I will say that often as I was writing, my editors would say this seems kind of unrealistic. Are you sure that somebody could rise to fame like this? But it's almost modeled precisely on what happened with Nirvana and Nevermind.
They have a horrible tragic event happen and Elijah actually writes this incredible song and performs it and in Seattle at the time, if you were at an open mic or any bar their chances are they were going to be record people because there were a lot of there's a lot of sniffing around that scene.
So someone happened to be there and saw him sing and if we're talking Jeff Buckley, imagine being in a little room and Jeff Buckley in the 90s start singing to you this incredible song with this beautiful woman playing guitar so that's what happened and then it went from there.
I actually spoke with Alan Cross a lot, a Canadian radio personality and music expert and he said that the first time he played Nirvana, Smells Like Teen Spirit on the radio, by the time the song ended, the phone lines were clogged and everyone was like, "What is this?" And then when he went to DJ Club Energy that weekend everyone knew the words and it had been out for just a matter of days.
That's what I modelled it on, that groundswell. You would call it viral now, everyone is obsessed with them before their album even comes out and this rise to fame is truly stratospheric for them.
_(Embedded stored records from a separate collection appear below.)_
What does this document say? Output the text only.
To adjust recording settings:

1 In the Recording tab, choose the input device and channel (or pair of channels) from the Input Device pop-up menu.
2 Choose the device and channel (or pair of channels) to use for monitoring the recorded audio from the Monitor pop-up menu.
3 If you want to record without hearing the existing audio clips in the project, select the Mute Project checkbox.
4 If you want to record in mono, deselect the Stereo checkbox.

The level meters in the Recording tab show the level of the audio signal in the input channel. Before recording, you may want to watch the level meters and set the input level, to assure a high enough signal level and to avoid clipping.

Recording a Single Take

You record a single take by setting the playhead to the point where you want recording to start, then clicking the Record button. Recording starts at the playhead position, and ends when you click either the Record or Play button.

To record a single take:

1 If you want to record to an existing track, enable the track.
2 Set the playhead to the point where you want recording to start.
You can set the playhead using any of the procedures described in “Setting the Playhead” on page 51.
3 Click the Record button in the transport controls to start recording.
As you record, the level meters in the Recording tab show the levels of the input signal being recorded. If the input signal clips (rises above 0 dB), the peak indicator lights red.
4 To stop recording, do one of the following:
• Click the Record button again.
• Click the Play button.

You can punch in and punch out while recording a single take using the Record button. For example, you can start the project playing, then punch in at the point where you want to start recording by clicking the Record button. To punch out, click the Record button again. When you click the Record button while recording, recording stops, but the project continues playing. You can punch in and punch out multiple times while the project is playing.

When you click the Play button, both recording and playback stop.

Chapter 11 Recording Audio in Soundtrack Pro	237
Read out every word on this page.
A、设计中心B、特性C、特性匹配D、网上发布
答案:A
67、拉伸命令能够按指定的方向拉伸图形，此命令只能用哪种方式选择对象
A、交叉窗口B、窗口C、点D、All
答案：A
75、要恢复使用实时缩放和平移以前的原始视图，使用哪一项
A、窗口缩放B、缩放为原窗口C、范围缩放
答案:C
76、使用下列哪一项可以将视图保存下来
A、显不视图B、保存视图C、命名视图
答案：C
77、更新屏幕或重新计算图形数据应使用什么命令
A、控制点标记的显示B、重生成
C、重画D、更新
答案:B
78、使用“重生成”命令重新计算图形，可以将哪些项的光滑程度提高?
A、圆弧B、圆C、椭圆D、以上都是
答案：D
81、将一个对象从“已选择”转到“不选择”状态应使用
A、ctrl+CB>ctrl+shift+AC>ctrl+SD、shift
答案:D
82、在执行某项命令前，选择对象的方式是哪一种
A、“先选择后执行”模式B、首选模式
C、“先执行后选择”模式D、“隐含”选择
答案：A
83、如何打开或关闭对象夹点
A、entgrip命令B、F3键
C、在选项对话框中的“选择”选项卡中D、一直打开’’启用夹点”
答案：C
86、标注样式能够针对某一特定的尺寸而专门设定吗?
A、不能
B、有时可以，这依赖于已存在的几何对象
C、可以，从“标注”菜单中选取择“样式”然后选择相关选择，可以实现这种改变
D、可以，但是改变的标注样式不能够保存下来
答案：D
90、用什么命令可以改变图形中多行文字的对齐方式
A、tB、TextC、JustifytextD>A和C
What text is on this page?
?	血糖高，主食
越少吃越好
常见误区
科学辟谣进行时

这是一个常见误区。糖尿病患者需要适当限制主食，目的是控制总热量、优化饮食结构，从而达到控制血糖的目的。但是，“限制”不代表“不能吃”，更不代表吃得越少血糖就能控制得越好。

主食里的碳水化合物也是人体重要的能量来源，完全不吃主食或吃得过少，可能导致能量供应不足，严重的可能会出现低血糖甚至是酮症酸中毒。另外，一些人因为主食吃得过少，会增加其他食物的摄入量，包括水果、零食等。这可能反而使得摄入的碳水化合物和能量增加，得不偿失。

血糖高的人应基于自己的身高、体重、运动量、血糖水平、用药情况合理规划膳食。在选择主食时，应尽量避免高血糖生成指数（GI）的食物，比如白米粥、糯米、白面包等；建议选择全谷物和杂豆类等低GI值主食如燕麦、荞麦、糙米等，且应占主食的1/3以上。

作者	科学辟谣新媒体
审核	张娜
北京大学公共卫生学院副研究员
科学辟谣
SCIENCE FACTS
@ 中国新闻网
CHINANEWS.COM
We lost a great hero, Sinead O'Connor recently, who I always loved and admired and I know you did as well. Can you tell us about the legacy of women like Sinead O'Connor? What do you see her legacy as?
Sinead O'Connor was my first concert. I was in grade seven, it was at the CNE grandstand — I'll never forget it. Sinead's legacy is that she stood up for what she believed in, she never stopped doing that. You can look at her and think it's so sad and perhaps even pathetic that her life ended, but she continued to [write music], she was making music and she was constantly writing essays.
She had just started writing a column or she had been writing some journalism plus her memoir and that documentary. So she managed to leave that legacy when for so many years she really was silenced by exactly what I'm talking about in this book. Basically as a woman standing up and doing the opposite of what was expected of her through her entire career and life.
She leaves a towering legacy and a beautiful legacy, she was also there with me in spirit.
This interview has been edited for clarity and length.